Abandonado pela familia real, viu o Junot tomar conta do governo, agarrar no exercito portuguez, que não tinha ordem para resistir, e mandal-o para França servir no exercito de Napoleão, lançar contribuições[{150}] pesadas como o diabo, e emfim tratar isto como terra conquistada. E, para maior vergonha, Junot invadira o paiz, no coração do inverno, com meia duzia de gatos, e entrára em Lisboa á frente de quatro soldados estropiados e esfarrapados. A vergonha de todas estas humilhações começou a fazer ferver o sangue aos portuguezes, e um bello dia rebentou a revolta no Porto. Foi como quem diz um rastilho de polvora. Desde o Minho até ao Algarve, não houve terra em que se não pegasse em armas contra os francezes. O Junot mandou as suas tropas esmagar as revoltas, e os francezes fizeram então cousas do arco da velha, mataram, roubaram, queimaram...
—Ah! pae do céu! exclamou a tia Margarida, eu era bem pequenina então, havia de ter sete ou oito annos, mas lembra-me do que minha mãe me contava. Havia um que ella chamava o Maneta, que isso parece que era o diabo em pessoa.

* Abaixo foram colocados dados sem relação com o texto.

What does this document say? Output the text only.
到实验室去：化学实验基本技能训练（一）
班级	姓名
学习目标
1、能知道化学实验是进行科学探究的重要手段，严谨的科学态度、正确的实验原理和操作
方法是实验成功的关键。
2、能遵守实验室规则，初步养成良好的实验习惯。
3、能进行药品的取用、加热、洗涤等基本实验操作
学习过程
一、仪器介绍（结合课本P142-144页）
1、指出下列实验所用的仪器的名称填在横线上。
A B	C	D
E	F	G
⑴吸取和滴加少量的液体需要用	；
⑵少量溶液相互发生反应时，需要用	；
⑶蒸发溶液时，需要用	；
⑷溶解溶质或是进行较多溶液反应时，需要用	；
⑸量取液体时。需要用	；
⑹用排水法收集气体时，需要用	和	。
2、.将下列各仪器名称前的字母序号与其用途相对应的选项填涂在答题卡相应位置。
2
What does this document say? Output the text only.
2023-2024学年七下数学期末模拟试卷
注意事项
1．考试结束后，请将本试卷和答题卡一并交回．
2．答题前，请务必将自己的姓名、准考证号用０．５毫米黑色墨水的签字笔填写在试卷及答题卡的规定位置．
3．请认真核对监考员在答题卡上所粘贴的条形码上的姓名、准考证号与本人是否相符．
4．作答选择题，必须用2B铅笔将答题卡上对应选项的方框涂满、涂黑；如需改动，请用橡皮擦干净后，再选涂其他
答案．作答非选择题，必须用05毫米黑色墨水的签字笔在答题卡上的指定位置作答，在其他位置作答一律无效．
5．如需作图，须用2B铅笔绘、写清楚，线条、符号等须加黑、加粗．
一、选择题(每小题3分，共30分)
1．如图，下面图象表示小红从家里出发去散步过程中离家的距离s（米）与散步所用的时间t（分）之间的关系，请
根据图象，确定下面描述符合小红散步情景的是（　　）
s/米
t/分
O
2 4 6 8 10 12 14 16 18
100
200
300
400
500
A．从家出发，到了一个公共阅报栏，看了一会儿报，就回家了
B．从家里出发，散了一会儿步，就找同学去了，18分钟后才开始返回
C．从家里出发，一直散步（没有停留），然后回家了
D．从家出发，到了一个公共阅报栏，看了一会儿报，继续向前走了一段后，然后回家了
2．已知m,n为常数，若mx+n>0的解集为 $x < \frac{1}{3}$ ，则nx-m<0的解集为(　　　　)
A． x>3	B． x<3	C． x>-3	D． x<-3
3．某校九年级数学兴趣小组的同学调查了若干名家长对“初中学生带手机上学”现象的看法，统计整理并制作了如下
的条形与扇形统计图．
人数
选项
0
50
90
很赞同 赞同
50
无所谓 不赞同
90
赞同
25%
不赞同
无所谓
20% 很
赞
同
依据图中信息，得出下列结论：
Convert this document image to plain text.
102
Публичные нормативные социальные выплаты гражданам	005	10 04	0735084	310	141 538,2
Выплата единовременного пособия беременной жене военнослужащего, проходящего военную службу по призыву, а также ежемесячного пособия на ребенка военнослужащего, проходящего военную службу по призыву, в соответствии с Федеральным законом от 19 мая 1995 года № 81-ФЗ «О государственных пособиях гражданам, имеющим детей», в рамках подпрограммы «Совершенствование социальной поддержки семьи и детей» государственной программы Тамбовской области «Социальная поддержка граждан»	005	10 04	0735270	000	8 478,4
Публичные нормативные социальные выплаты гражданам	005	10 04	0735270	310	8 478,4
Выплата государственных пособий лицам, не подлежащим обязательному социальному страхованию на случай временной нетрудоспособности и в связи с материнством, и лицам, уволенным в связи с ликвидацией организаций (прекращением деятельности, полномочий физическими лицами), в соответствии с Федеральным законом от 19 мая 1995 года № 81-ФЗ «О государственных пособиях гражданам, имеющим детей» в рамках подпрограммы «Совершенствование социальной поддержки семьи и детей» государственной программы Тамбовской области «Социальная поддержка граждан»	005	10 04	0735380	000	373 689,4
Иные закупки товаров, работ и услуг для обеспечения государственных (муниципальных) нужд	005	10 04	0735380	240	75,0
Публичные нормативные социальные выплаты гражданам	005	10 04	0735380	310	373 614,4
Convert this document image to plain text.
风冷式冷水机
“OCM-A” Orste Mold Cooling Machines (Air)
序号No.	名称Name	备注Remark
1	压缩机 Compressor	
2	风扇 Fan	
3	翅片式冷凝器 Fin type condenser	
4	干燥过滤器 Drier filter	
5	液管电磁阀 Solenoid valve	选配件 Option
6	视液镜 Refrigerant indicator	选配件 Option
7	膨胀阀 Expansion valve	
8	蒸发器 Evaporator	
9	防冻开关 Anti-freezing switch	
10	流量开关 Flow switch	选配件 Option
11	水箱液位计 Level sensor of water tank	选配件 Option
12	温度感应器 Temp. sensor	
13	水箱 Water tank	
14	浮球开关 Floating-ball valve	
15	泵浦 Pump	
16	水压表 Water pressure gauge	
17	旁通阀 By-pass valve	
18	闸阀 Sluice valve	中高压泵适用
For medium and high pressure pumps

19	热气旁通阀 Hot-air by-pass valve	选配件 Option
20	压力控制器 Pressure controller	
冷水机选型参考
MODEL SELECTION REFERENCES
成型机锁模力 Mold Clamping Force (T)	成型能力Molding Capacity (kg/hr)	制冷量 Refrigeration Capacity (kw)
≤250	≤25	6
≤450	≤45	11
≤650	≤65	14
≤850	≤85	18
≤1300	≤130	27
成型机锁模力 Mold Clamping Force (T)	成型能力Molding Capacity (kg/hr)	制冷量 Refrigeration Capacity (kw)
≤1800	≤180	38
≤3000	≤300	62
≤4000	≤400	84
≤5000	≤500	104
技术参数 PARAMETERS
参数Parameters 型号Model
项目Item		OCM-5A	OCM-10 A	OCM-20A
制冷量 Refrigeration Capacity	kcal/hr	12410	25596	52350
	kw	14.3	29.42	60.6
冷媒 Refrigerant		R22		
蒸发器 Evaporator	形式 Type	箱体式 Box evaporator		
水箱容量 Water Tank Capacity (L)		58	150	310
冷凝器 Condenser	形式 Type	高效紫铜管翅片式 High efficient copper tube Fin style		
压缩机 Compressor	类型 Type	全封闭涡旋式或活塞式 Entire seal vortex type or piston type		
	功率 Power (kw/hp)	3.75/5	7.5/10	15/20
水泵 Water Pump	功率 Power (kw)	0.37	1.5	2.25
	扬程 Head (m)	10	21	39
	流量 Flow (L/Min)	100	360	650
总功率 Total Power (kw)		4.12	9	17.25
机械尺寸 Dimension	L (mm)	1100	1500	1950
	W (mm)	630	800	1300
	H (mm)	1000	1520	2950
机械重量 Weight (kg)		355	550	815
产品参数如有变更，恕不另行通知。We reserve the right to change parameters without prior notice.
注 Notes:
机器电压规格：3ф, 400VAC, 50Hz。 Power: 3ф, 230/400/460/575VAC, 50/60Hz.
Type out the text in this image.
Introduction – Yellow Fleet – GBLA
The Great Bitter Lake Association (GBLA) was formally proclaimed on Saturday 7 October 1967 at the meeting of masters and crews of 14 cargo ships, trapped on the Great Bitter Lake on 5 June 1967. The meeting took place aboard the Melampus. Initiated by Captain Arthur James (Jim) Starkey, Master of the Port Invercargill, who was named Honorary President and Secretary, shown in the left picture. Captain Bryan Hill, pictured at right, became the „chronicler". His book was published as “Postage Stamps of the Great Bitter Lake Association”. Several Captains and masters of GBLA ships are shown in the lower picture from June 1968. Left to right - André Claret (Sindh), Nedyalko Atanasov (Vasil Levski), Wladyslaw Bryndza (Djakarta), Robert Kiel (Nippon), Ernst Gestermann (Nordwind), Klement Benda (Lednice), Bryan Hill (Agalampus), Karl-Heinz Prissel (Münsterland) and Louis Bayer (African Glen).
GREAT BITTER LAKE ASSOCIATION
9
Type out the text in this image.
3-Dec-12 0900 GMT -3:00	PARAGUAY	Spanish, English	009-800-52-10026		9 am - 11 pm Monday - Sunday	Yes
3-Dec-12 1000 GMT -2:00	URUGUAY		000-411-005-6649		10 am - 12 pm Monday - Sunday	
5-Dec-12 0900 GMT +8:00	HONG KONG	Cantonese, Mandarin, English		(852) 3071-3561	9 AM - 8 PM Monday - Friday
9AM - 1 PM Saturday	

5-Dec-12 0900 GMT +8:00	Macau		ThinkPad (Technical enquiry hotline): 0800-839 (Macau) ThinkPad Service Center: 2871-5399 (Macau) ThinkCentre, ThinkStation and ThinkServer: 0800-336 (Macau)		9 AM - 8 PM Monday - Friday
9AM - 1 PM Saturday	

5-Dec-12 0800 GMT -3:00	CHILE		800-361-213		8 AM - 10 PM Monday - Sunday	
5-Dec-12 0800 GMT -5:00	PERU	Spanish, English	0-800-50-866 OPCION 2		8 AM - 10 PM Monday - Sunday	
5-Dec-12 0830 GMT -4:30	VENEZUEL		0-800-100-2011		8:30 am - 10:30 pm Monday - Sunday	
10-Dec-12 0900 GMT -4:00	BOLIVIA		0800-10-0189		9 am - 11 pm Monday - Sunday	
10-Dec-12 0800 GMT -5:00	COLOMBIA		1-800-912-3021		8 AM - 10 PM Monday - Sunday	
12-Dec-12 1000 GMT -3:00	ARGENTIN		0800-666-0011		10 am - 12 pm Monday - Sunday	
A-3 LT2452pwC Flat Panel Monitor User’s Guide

—Era o general Loison, que não tinha um braço. Em Evora fez elle o demonio, mas, por mais que fizessem, não conseguiam acabar com a revolta. Era pobre gente do povo, sem armas, sem disciplina, sem chefe, que assim se levantava contra os francezes, e estes davam-lhe para baixo facilmente, mas a gente levava aqui em Bellas, levantava-se em Cintra, íam os francezes a Cintra, levantavam-se os de Bellas. Demais a mais, cada qual faz a guerra[{151}] como póde. Lá em batalha não podiam os nossos medir-se com os soldados de Napoleão. O que faziam? Davam-lhes caça; em os apanhando separados, carga para cima d'elles. Era facada, era paulada, era tiro de bacamarte, era o que podia ser, com os diabos! que um povo é como uma pessoa, quando o querem pisar aos pés, defende-se com unhas e dentes. Mas n'isto os inglezes, que andavam á tóca de ver se podiam saír da sua ilha e desembarcar n'algum sitio onde podessem incommodar Napoleão, assim que viram que Portugal estava revoltado, desembarcaram aqui um exercito commandado por um sugeito chamado Wellington, que, se não era tão bom general como Napoleão, pelo menos parece-me que ainda seria mais feliz do que elle. O Junot, que não passava de ser um valentão, foi batido pelos inglezes na Roliça e Vimeiro, onde os nossos, já se vê, tambem combateram ao lado das fardas vermelhas, que é, como vocês sabem, o uniforme inglez, e, para se safar de Portugal, teve de capitular. É verdade que o patife apanhou uma capitulação, que a não podia ter melhor se fosse elle que houvesse dado a tunda nos inglezes. Levou-nos tudo o que nos tinha roubado, e nem se fallou nos nossos soldados que lá andaram, contra vontade sua, a servir no exercito de Napoleão.